Given the green light now by the feds to lock and load, Minnesota seems generally in a mood to thin the ranks of eastern gray wolves, or canis lupus. Instinctively, these big dogs will respond by retreating into the shadows to conduct their killing less brazenly -- a PR stunt intended if nothing else to assuage the state's collective itchy trigger finger. Regardless, the wolf's survival is ensured: Shoot 'em up or not, the number of these animals roaming the state today likely won't change in 10 years or even 20.
It's the nature of the beast.
This will come as bad news to hunters who think the wolf can somehow be beaten back in favor of boosting whitetail populations. It ain't going to happen, at least not in the entirety of the northern forested region. Instead, more often than not, one dead wolf will be replaced by a live one, and, if necessary, another and another still. El lobo, as it turns out, really abhors a vacuum. And fills it, pronto.
Make no mistake. I hunt deer in northern Minnesota, near Cook, and our bunch routinely comes across wolf scat and tracks, whereas 10 or 20 years ago, we didn't. Similarly, where I chase whitetails in Wisconsin, at a latitude much farther south than Cook, wolves and/or wolf tracks are now ever-present.
Wolves in both of these hunting areas kill deer -- any numbskull knows that. And we don't like it. Worse, we believe, they periodically move deer out of our hunting grounds, which likely has a greater adverse effect on our overall whitetail harvest than the number of animals they actually surround and chew to death.
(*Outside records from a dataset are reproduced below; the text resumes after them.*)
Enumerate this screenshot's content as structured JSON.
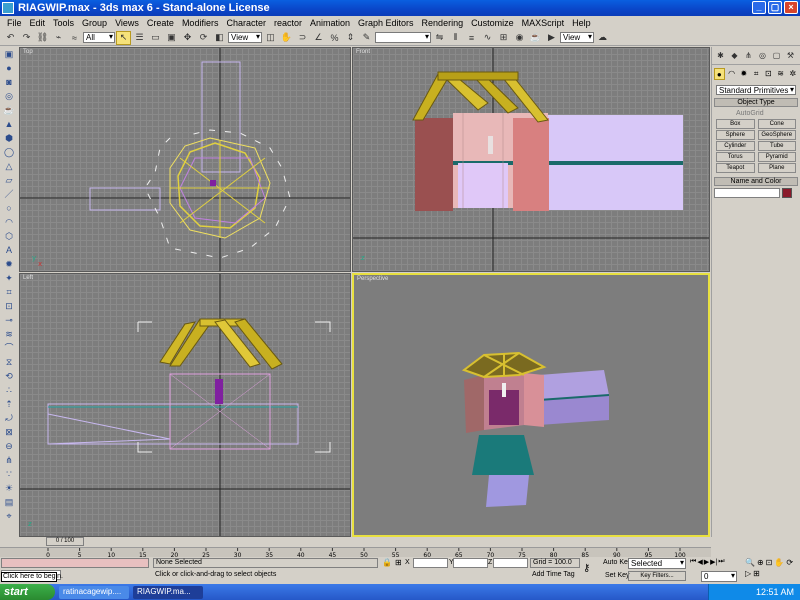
{
  "window": {
    "title": "RIAGWIP.max - 3ds max 6 - Stand-alone License"
  },
  "menu": [
    "File",
    "Edit",
    "Tools",
    "Group",
    "Views",
    "Create",
    "Modifiers",
    "Character",
    "reactor",
    "Animation",
    "Graph Editors",
    "Rendering",
    "Customize",
    "MAXScript",
    "Help"
  ],
  "toolbar": {
    "selection_filter": "All",
    "ref_coord": "View",
    "named_sel": "",
    "render_view": "View"
  },
  "viewports": {
    "top": "Top",
    "front": "Front",
    "left": "Left",
    "perspective": "Perspective"
  },
  "command_panel": {
    "category": "Standard Primitives",
    "object_type_header": "Object Type",
    "autogrid_label": "AutoGrid",
    "primitives": [
      "Box",
      "Cone",
      "Sphere",
      "GeoSphere",
      "Cylinder",
      "Tube",
      "Torus",
      "Pyramid",
      "Teapot",
      "Plane"
    ],
    "name_color_header": "Name and Color",
    "object_color": "#8a1a2a"
  },
  "time": {
    "slider_label": "0 / 100",
    "ticks": [
      "0",
      "5",
      "10",
      "15",
      "20",
      "25",
      "30",
      "35",
      "40",
      "45",
      "50",
      "55",
      "60",
      "65",
      "70",
      "75",
      "80",
      "85",
      "90",
      "95",
      "100"
    ]
  },
  "status": {
    "selection": "None Selected",
    "prompt": "Click or click-and-drag to select objects",
    "x_label": "X",
    "y_label": "Y",
    "z_label": "Z",
    "grid": "Grid = 100.0",
    "add_time_tag": "Add Time Tag",
    "auto_key": "Auto Key",
    "auto_key_mode": "Selected",
    "set_key": "Set Key",
    "key_filters": "Key Filters...",
    "frame": "0",
    "tooltip": "Click here to begin."
  },
  "taskbar": {
    "start": "start",
    "items": [
      "ratinacagewip....",
      "RIAGWIP.ma..."
    ],
    "clock": "12:51 AM"
  }
}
That said, we realize that factors other than wolves largely determine deer populations in the two areas. We realize as well that wolves in any event will not be easily dissuaded from their bloodthirstiness.
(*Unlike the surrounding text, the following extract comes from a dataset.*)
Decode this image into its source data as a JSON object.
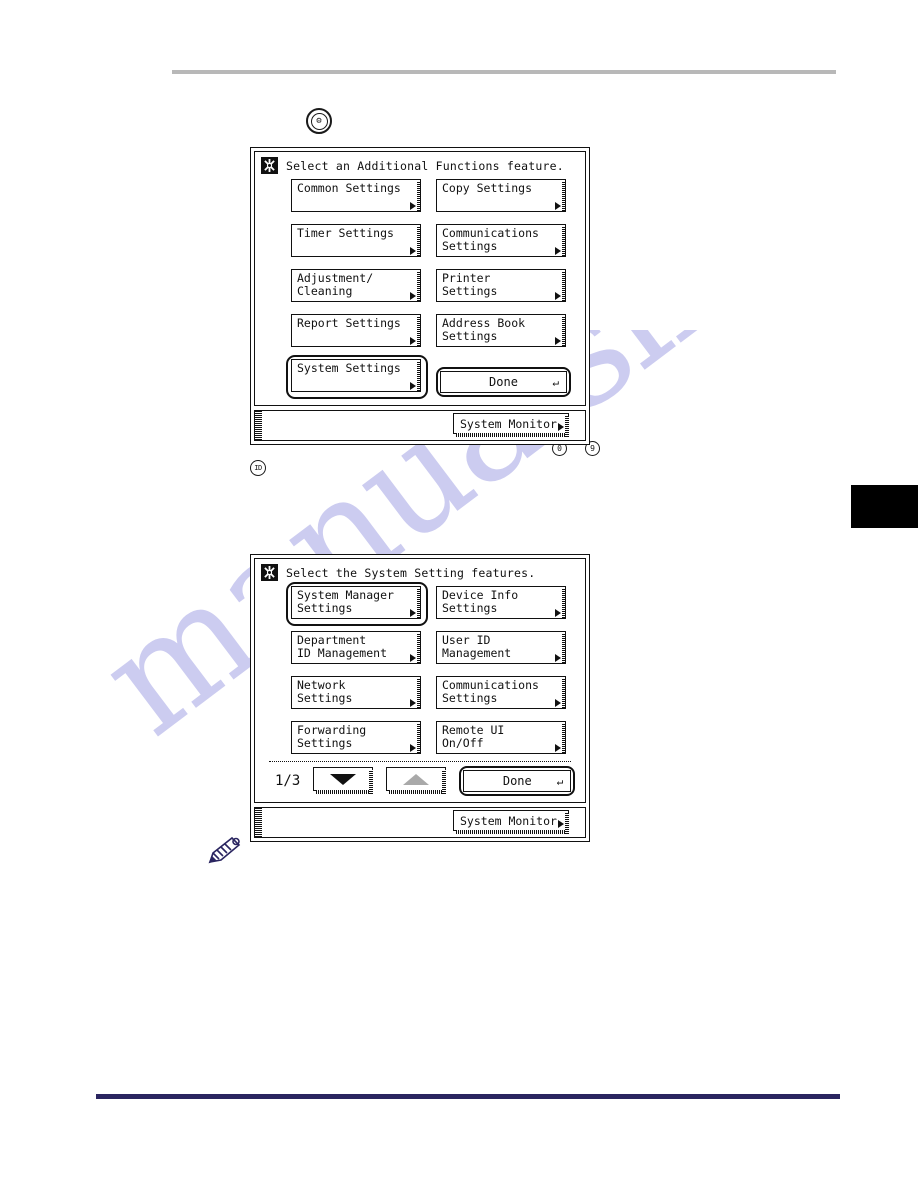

It is true that the folks near Ely and elsewhere across the north who are long tired of their dogs and other pets being attacked and killed perhaps can put the kibosh on these easy pickings with a few cracks from a .243.
Ditto the stockman who during spring calving reaches for his grandfather's .220 Swift and sends a 40-grain hunk of lead toward an unsuspecting moonlight marauder.